Since TC has no implementation of Display(), it inherits Display() from DC as TC is derived from DC. Hence Display() from Derived class DC gets executed. It’s as if the derived class TC looked like this:

class TC 
{
  public override void Display()
  {
     System.Console.WriteLine("DC::Display");
  }
}

to the compiler. Take one more example.
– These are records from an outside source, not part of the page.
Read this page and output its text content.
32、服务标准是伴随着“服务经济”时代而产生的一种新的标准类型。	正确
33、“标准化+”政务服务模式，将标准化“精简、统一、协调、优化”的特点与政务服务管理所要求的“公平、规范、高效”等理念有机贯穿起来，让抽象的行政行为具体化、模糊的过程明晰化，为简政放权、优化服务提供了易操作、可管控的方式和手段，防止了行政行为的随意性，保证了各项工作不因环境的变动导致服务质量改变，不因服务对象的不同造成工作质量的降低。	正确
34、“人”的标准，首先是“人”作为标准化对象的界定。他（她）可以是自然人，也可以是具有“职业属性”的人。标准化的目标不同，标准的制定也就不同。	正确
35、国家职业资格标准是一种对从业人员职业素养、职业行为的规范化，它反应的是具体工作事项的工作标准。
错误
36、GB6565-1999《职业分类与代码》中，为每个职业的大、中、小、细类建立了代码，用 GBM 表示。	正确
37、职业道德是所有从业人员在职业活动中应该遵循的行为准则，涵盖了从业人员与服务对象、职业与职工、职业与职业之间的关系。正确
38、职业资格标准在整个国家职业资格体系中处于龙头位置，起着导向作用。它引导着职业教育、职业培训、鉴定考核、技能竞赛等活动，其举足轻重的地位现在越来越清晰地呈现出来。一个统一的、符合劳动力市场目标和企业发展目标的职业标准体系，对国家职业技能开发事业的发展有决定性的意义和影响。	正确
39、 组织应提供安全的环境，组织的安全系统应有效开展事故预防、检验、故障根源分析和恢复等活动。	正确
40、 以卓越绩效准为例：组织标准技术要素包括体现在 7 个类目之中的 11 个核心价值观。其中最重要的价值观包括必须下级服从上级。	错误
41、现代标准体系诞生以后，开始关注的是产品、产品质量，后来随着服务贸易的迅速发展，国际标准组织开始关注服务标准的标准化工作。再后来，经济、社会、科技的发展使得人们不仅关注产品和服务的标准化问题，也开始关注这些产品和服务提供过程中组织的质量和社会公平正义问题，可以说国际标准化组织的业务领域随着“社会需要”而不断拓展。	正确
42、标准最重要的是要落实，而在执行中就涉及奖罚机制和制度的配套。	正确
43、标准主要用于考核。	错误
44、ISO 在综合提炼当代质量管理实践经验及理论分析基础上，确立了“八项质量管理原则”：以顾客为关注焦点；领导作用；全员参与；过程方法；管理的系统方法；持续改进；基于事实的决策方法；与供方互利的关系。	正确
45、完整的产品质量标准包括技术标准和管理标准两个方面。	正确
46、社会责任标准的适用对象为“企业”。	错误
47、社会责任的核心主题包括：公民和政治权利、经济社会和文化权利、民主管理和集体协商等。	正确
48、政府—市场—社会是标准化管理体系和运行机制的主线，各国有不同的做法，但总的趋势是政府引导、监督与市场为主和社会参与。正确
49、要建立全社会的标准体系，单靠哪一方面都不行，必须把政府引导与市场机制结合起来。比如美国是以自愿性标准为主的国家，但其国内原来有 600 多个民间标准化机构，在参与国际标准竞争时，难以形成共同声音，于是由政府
Guess what its output will be.

P6.cs
class BC
{
  public virtual void Display()
  {
     System.Console.WriteLine("BC::Display");
  }
} 
class DC : BC
{
  public override void Display()
  {
     System.Console.WriteLine("DC::Display");
  }
} 
class TC : DC
{
  public new void Display()
  {
     System.Console.WriteLine("TC::Display");
  }
} 
class Demo
{
  public static void Main()
  {
     BC b;
     b = new TC();
     b.Display();
  }
}
Output
DC::Display

Agreed that TC defines its own new version of Display(). But its version of display is not invoked as Display() of TC does not override the Display() of the base class. With this understood we are done with Method overriding in C#.